Ipadforhospitals.org is an organization founded by two medical students, Amy Johnson and Jeff Arace in New York City have launched a website to donate unwanted iPads in the easiest way possible. The pair of medical students are from SUNY Downstate in Brooklyn. The charity aims to give these technology donations to those patients that do not have a smart phone with video calling capability. The organization is operating daily pick-ups around the city or citizens have the opportunity to post their unwanted goods. They are also taking financial donations to which the money raised from this will be used to purchase refurbished goods.
Even though the main mission of this call out is to connect families, the donation of iPads has other positives. It will allow hospital staff to connect with patients without being in the room, helping hospitals that have a lack of personal protection equipment. This will decrease the hospital employee’s exposure to the virus preventing the spread of the disease.
Ian Kaplan tells Fox News”Part of why this project has captured the hearts and minds of the people involved is that it feels like a challenge that is resolvable”. The chance for citizens to make an impact in one small step could change the lives of sufferers of coronavirus.

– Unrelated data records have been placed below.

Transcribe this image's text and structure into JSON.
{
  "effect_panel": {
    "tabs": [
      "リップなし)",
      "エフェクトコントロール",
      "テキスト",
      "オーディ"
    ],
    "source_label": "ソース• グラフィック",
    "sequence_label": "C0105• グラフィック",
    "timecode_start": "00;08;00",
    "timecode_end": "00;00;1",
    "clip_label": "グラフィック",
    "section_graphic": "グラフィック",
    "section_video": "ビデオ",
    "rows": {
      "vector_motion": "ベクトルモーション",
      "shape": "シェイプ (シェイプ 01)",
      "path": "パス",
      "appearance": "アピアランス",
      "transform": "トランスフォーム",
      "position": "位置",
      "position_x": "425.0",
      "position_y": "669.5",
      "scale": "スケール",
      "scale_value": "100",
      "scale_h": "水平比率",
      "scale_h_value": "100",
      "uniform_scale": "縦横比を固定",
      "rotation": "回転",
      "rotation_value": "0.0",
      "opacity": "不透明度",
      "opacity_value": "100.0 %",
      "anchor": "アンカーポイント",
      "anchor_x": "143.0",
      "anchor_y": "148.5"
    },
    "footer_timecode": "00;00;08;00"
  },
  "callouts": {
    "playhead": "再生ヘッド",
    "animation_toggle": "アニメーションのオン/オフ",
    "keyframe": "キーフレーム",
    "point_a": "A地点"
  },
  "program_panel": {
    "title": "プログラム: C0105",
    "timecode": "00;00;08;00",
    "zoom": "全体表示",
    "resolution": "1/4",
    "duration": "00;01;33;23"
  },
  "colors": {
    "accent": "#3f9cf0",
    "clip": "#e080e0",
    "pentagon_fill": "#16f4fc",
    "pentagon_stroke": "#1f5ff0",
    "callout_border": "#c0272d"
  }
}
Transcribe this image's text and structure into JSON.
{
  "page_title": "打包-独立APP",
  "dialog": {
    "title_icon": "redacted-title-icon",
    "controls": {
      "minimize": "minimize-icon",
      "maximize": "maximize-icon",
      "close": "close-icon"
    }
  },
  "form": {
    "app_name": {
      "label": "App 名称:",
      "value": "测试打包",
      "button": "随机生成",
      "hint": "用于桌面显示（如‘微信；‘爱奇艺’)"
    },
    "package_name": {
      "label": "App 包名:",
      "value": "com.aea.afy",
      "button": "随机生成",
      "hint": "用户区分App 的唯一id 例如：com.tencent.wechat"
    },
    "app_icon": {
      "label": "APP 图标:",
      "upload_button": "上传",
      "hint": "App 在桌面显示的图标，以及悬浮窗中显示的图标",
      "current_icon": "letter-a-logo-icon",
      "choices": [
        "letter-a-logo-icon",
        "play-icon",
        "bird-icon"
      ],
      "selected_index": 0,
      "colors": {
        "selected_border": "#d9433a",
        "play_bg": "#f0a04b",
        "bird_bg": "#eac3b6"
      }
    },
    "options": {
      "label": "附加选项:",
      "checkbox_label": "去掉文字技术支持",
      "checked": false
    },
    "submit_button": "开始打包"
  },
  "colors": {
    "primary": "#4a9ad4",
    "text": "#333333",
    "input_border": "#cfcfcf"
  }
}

To date, the charity has seen successful results from the launch. It has received 375 iPads and $22,000 raised through it’s Go Fund page. Brooklyn’s hospitals are some of the first to have received this help, however many more are needed to combat the number of patients not having the chance to connect.
This need is not only in New York City; London and Paris are both suffering with an overwhelming number of patients with the inability to connect. CitzenM a hotel business with hotels in Paris and London have made their impact by donating iPads to hospitals in both cities. They have donated almost 800 unused tablets and these are now being distributed to those with COVID-19 including children who are separated from their parents, elderly people and those who are suffering the worst, due to having severe illnesses prior to the virus.
Robin Chadha, Chief Marketing Officer of CitizenM explains to the Telegraph“It is more important than ever to stay strong together, and yet the current circumstances don’t allow us to do so freely. In that spirit, we hope this small act will help some of our local communities stay connected with their loved ones during these strange and unprecedented times.”
In London, the iPads have been collected by NHS representatives and distributed to hospitals such as Kings College Hospital, North Middlesex University Hosptial and Royal Brompton and Harefield. In Paris, to name a small number of places the tablets have been distributed: Hopital Avicenne, La Roseraie elderly home and Hôpital Bichat.
The technology can provide entertainment, games and education to keep users assumed. A glimpse of positivity during this outbreak can lift morale and keep patients looking forward to a bright future. Similarly, to the US, the UK and Paris have restricted visits to hospitals until further information is revealed by the government.
In London and Paris, this technology would normally be used to operate hotel lighting and televisions, however they are being distributed to emergency services workers to help collect vital information about patients whilst on emergency calls.
With the current state of uncertainty and citizens around the world feeling helpless whilst self-isolating, a simple act through technology can lift morale and give founders of charities like iPadsforHospitals a sense of purpose and reward knowing they are giving their best effort to help many nations combat this global pandemic.